While cmov3 case is questionable by itself in light of PR56309 [1],
the cnov2 case regressed from:
cmpl %edi, %esi
sbbl %eax, %eax
andl $-10, %eax
addl $5, %eax
ret
to:
xorl %eax, %eax
cmpl %esi, %edi
setbe %al
negl %eax
andl $10, %eax
subl $5, %eax
ret
Please note that sbb (aka {*x86_movsicc_0_m1} ) is not generated
anymore. Non-QImode setcc instructions are problematic on x86, since
they need to be zero-extended to their full length.
IMO, we can check if the target is able to generate insn that
implements conditional move between 0 and -1 for certain comparison
mode, like:
#(insn:TI 27 26 28 2 (parallel [
# (set (reg:SI 0 ax [orig:87 D.1845 ] [87])
# (if_then_else:SI (ltu:SI (reg:CC 17 flags)
# (const_int 0 [0]))
# (const_int -1 [0xffffffffffffffff])
# (const_int 0 [0])))
# (clobber (reg:CC 17 flags))
# ]) cmov2.c:9 947 {*x86_movsicc_0_m1}
# (expr_list:REG_DEAD (reg:CC 17 flags)
# (expr_list:REG_UNUSED (reg:CC 17 flags)
# (nil))))
sbbl %eax, %eax # 27 *x86_movsicc_0_m1 [length = 2]

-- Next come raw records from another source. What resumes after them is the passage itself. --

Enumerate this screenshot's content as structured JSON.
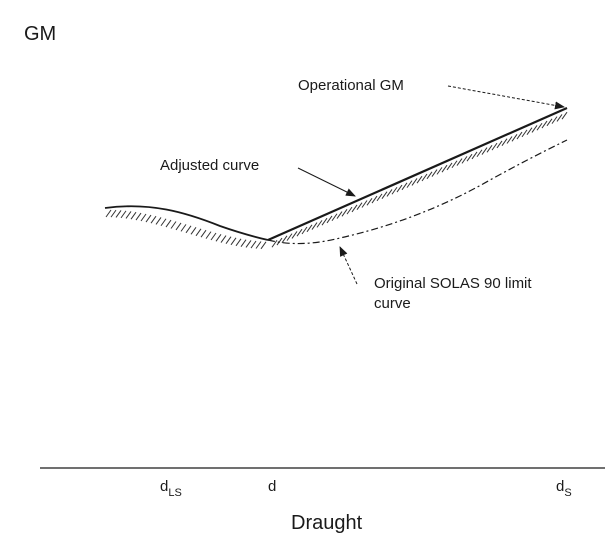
{
  "diagram": {
    "y_axis_label": "GM",
    "x_axis_label": "Draught",
    "annotations": {
      "operational_gm": "Operational GM",
      "adjusted_curve": "Adjusted curve",
      "original_limit_line1": "Original SOLAS 90 limit",
      "original_limit_line2": "curve"
    },
    "ticks": {
      "d_ls_main": "d",
      "d_ls_sub": "LS",
      "d_main": "d",
      "d_s_main": "d",
      "d_s_sub": "S"
    }
  }
}
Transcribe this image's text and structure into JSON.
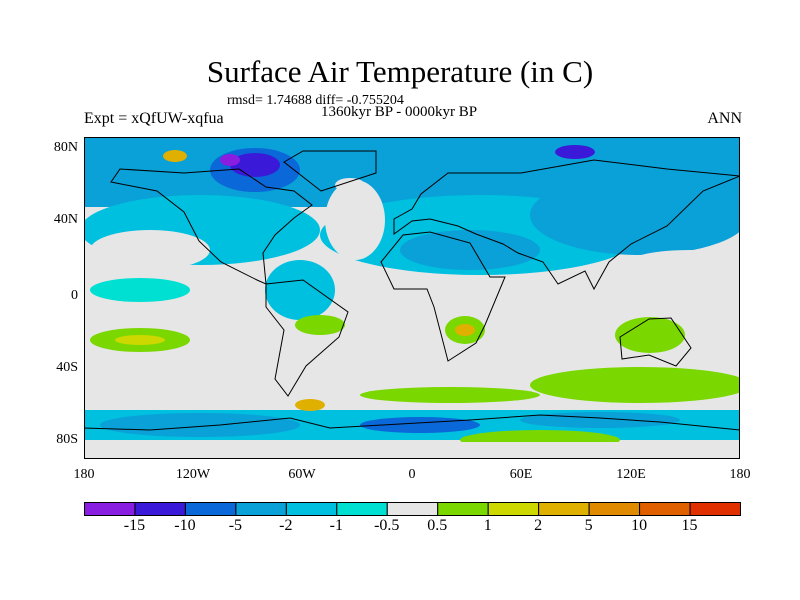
{
  "title": "Surface Air Temperature (in C)",
  "stats": "rmsd= 1.74688 diff= -0.755204",
  "period": "1360kyr BP - 0000kyr BP",
  "experiment": "Expt = xQfUW-xqfua",
  "season": "ANN",
  "axes": {
    "lat_labels": [
      "80N",
      "40N",
      "0",
      "40S",
      "80S"
    ],
    "lat_values": [
      80,
      40,
      0,
      -40,
      -80
    ],
    "lon_labels": [
      "180",
      "120W",
      "60W",
      "0",
      "60E",
      "120E",
      "180"
    ],
    "lon_values": [
      -180,
      -120,
      -60,
      0,
      60,
      120,
      180
    ]
  },
  "chart_data": {
    "type": "heatmap",
    "title": "Surface Air Temperature (in C)",
    "variable": "Surface air temperature difference",
    "units": "C",
    "xlim": [
      -180,
      180
    ],
    "ylim": [
      -90,
      90
    ],
    "colorbar": {
      "levels": [
        "-15",
        "-10",
        "-5",
        "-2",
        "-1",
        "-0.5",
        "0.5",
        "1",
        "2",
        "5",
        "10",
        "15"
      ],
      "colors": [
        "#8a1ee0",
        "#3a1ad8",
        "#0a68d8",
        "#0aa0d8",
        "#00c0e0",
        "#00e0d2",
        "#e6e6e6",
        "#7ad800",
        "#ccd800",
        "#e0b000",
        "#e08a00",
        "#e06000",
        "#e03000"
      ]
    }
  }
}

this is the key insn, and as shown above, further asm sequence is
similar between patched and unpatched compiler.
Hmm yes.
We have a HAVE_conditional_move check, but that's not fine grained enough.
How about trying an emit_conditional_move and checking that the result is a
single insn?
Hmm, looking deeper into it, I see that:
/* if (test) x = a; else x = b;
=> x = (-(test != 0) & (b - a)) + a; */
is exactly the transformation that:
cmpl %edi, %esi
sbbl %eax, %eax
andl $-10, %eax
addl $5, %eax
is supposed to represent, right? It seems that noce_try_store_flag_constants is just
not emitting the optimal rtx forms for x86
So, if before the patch the code in noce_try_store_flag_constants was never being called
what performed this transformation? Turns out it's the conditional move expander in
emit_conditional_move that ends up calling the ix86_expand_int_movcc that performs lots of
these complex transformations, including this one in an x86-specific way.
I suppose that's why noce_try_store_flag_constants was tried after noce_try_cmove.
Because, it is expected that noce_try_store_flag_constants will call the conditional move
expander and the target-specific conditional move expander is expected to do all the complex
transformations beneficial to the target. I suppose the comment "Try only simple constants and registers here"
above noce_try_cmove is somewhat misleading then.
I see a couple of avenues here. We try both noce_try_cmove and noce_try_store_flag_constants, compare their
seq_cost and pick the cheapest, which sounds somewhat ugly to me, or in noce_try_store_flag_constants we
try to be more fine-grained and try to restrict some of the transformations, but on what criteria?
Kyrill
Kyrill
Uros.